04/27/2026 | News release | Distributed by Public on 04/27/2026 22:23
Depuis des siècles, les routes maritimes constituent les artères du commerce mondial, transportant marchandises, énergie et idées entre continents. Mais aujourd'hui, ces voies vitales sont sous pression. Piraterie, attaques armées, terrorisme maritime et tensions géopolitiques croissantes menacent la liberté de navigation et sapent les principes fondamentaux du droit de la mer, a déploré le chef de l'ONU, António Guterres, lors d'un débat au Conseil de sécurité sur la sécurité maritime.
La situation est particulièrement critique dans le détroit d'Ormuz, un point de passage stratégique par lequel transite environ un cinquième du commerce mondial de pétrole et de gaz naturel liquéfié, ainsi qu'une part importante des engrais.
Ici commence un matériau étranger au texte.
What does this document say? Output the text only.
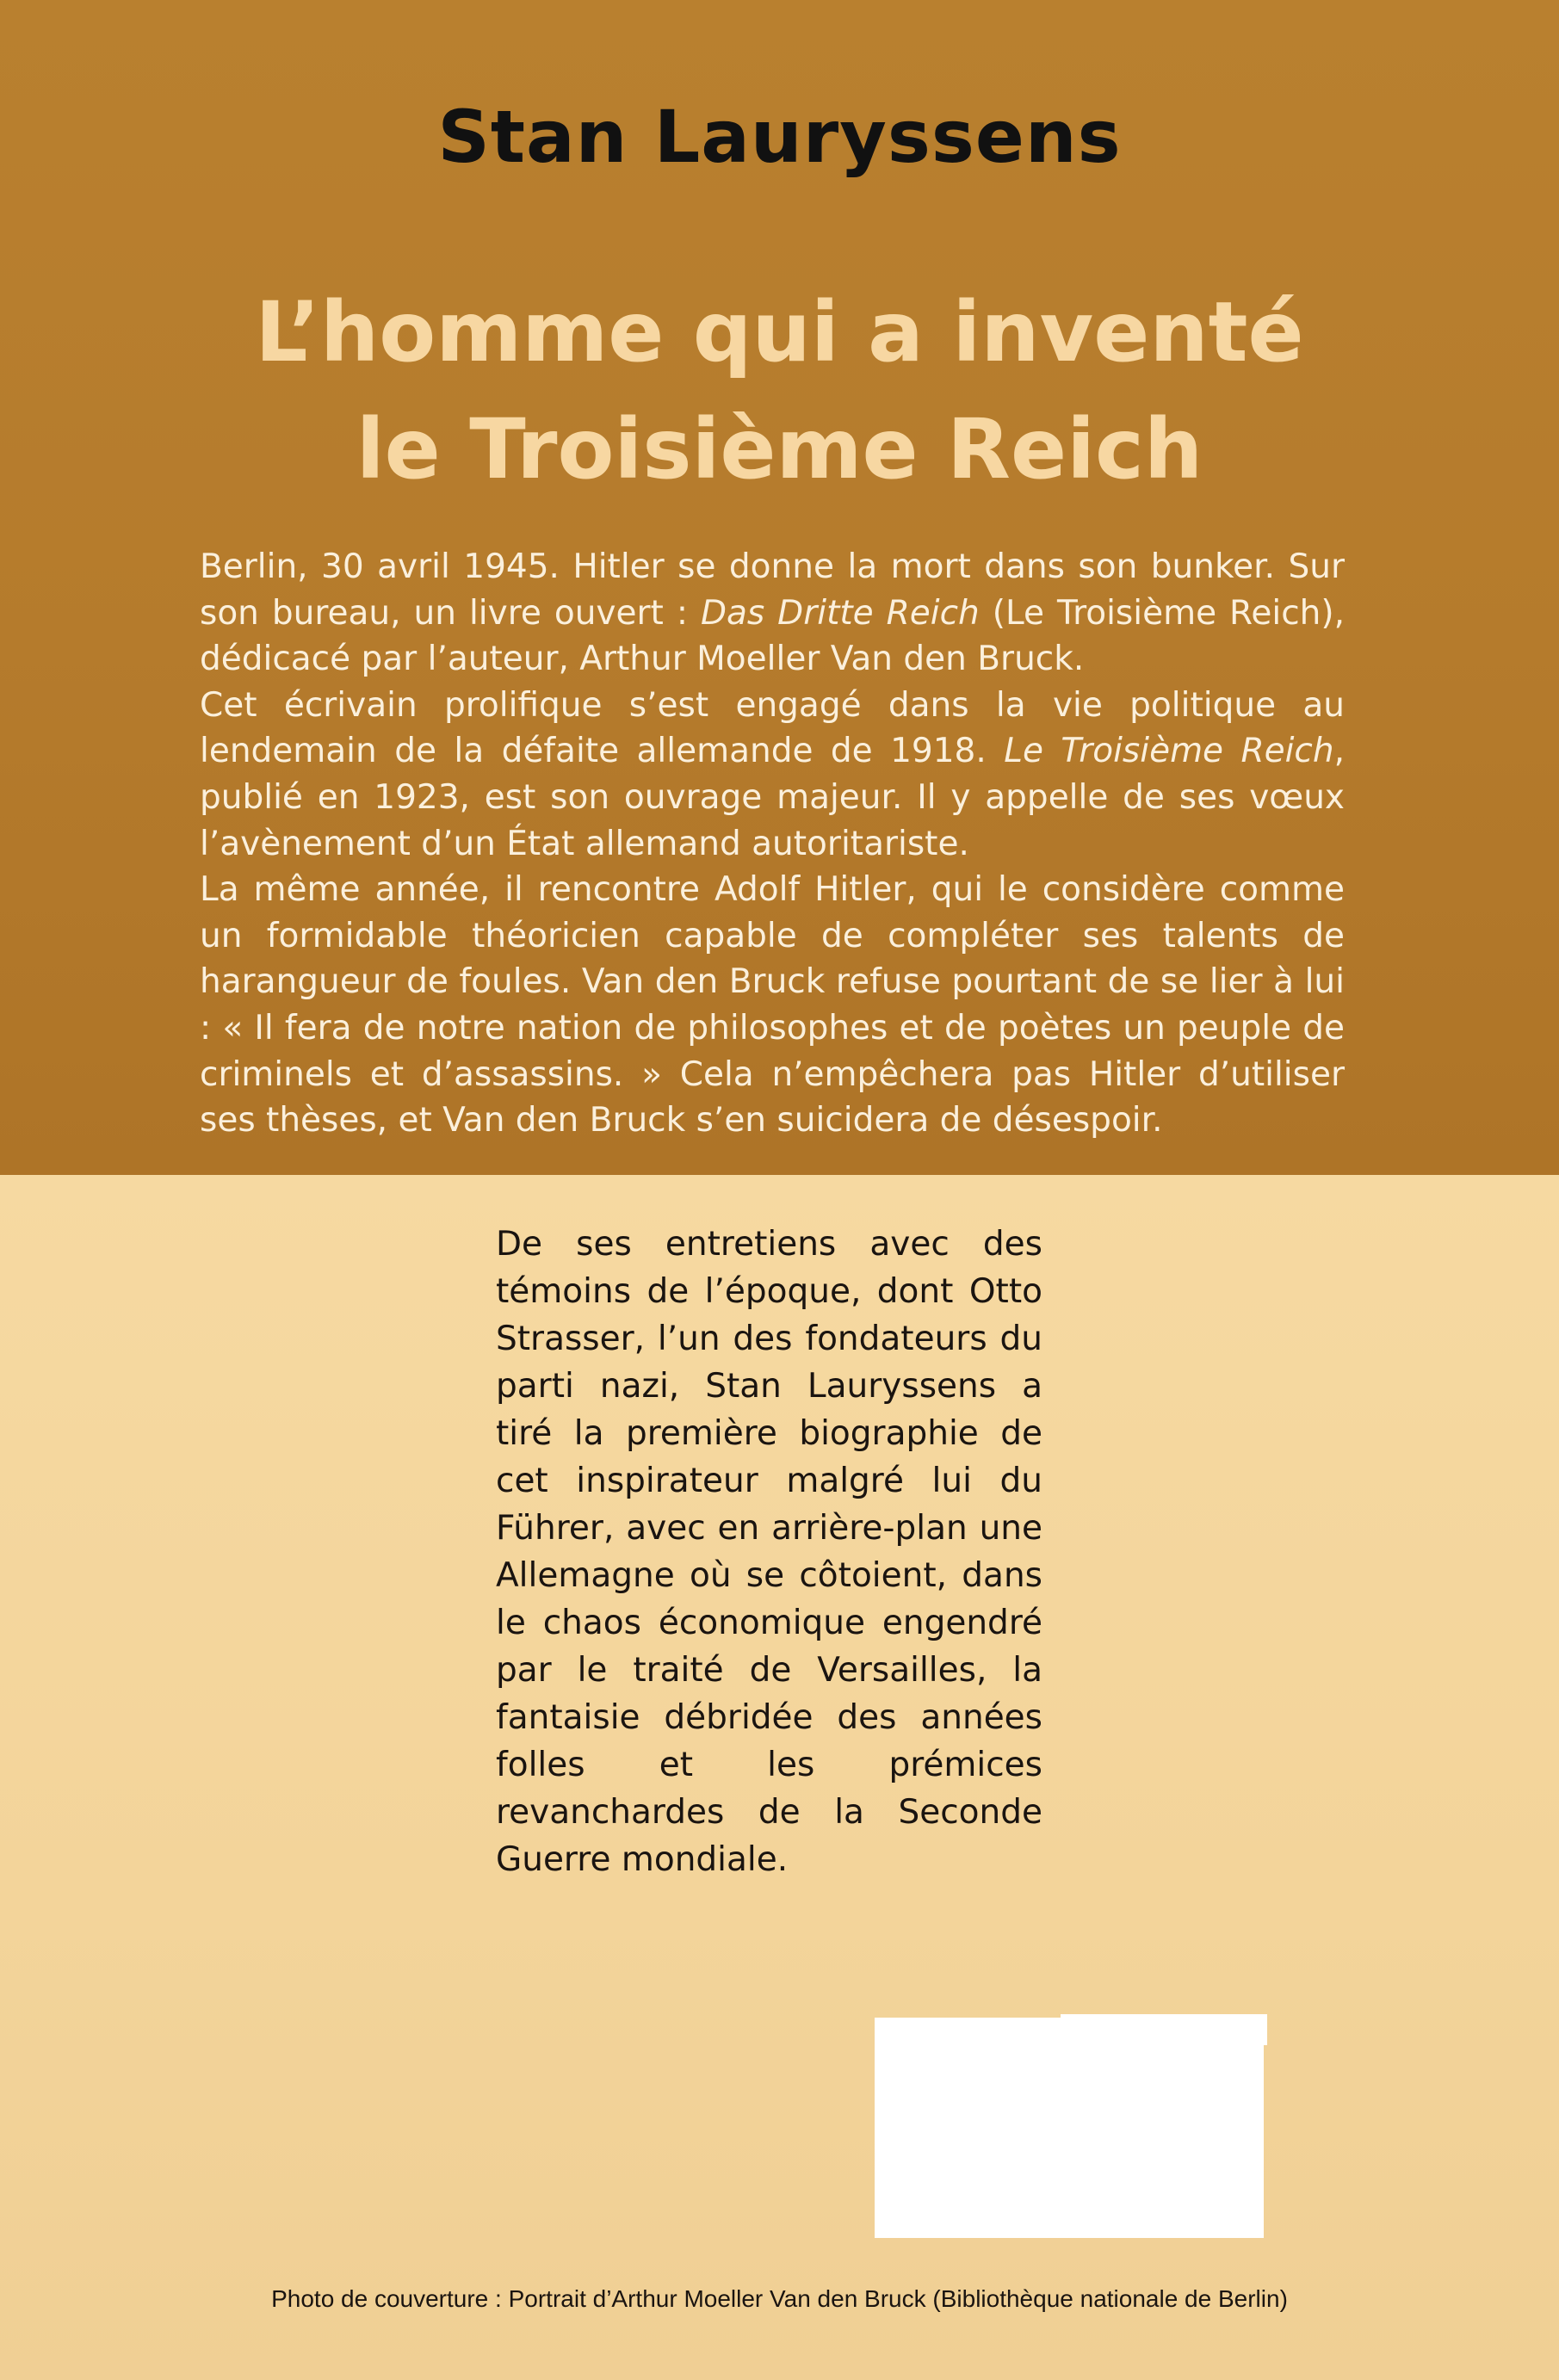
Stan Lauryssens
L’homme qui a inventé
le Troisième Reich

Berlin, 30 avril 1945. Hitler se donne la mort dans son bunker. Sur son bureau, un livre ouvert : Das Dritte Reich (Le Troisième Reich), dédicacé par l’auteur, Arthur Moeller Van den Bruck.

Cet écrivain prolifique s’est engagé dans la vie politique au lendemain de la défaite allemande de 1918. Le Troisième Reich, publié en 1923, est son ouvrage majeur. Il y appelle de ses vœux l’avènement d’un État allemand autoritariste.

La même année, il rencontre Adolf Hitler, qui le considère comme un formidable théoricien capable de compléter ses talents de harangueur de foules. Van den Bruck refuse pourtant de se lier à lui : « Il fera de notre nation de philosophes et de poètes un peuple de criminels et d’assassins. » Cela n’empêchera pas Hitler d’utiliser ses thèses, et Van den Bruck s’en suicidera de désespoir.

De ses entretiens avec des témoins de l’époque, dont Otto Strasser, l’un des fondateurs du parti nazi, Stan Lauryssens a tiré la première biographie de cet inspirateur malgré lui du Führer, avec en arrière-plan une Allemagne où se côtoient, dans le chaos économique engendré par le traité de Versailles, la fantaisie débridée des années folles et les prémices revanchardes de la Seconde Guerre mondiale.

Photo de couverture : Portrait d’Arthur Moeller Van den Bruck (Bibliothèque nationale de Berlin)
Depuis début mars, en raison du conflit entre l'Iran et les Etats-Unis, les perturbations du trafic dans cette zone ont provoqué un choc économique immédiat : flambée des prix de l'énergie, hausse des coûts de transport et perturbations majeures des chaînes d'approvisionnement, les plus graves depuis la pandémie de Covid-19 et la guerre en Ukraine, a souligné le chef de l'ONU.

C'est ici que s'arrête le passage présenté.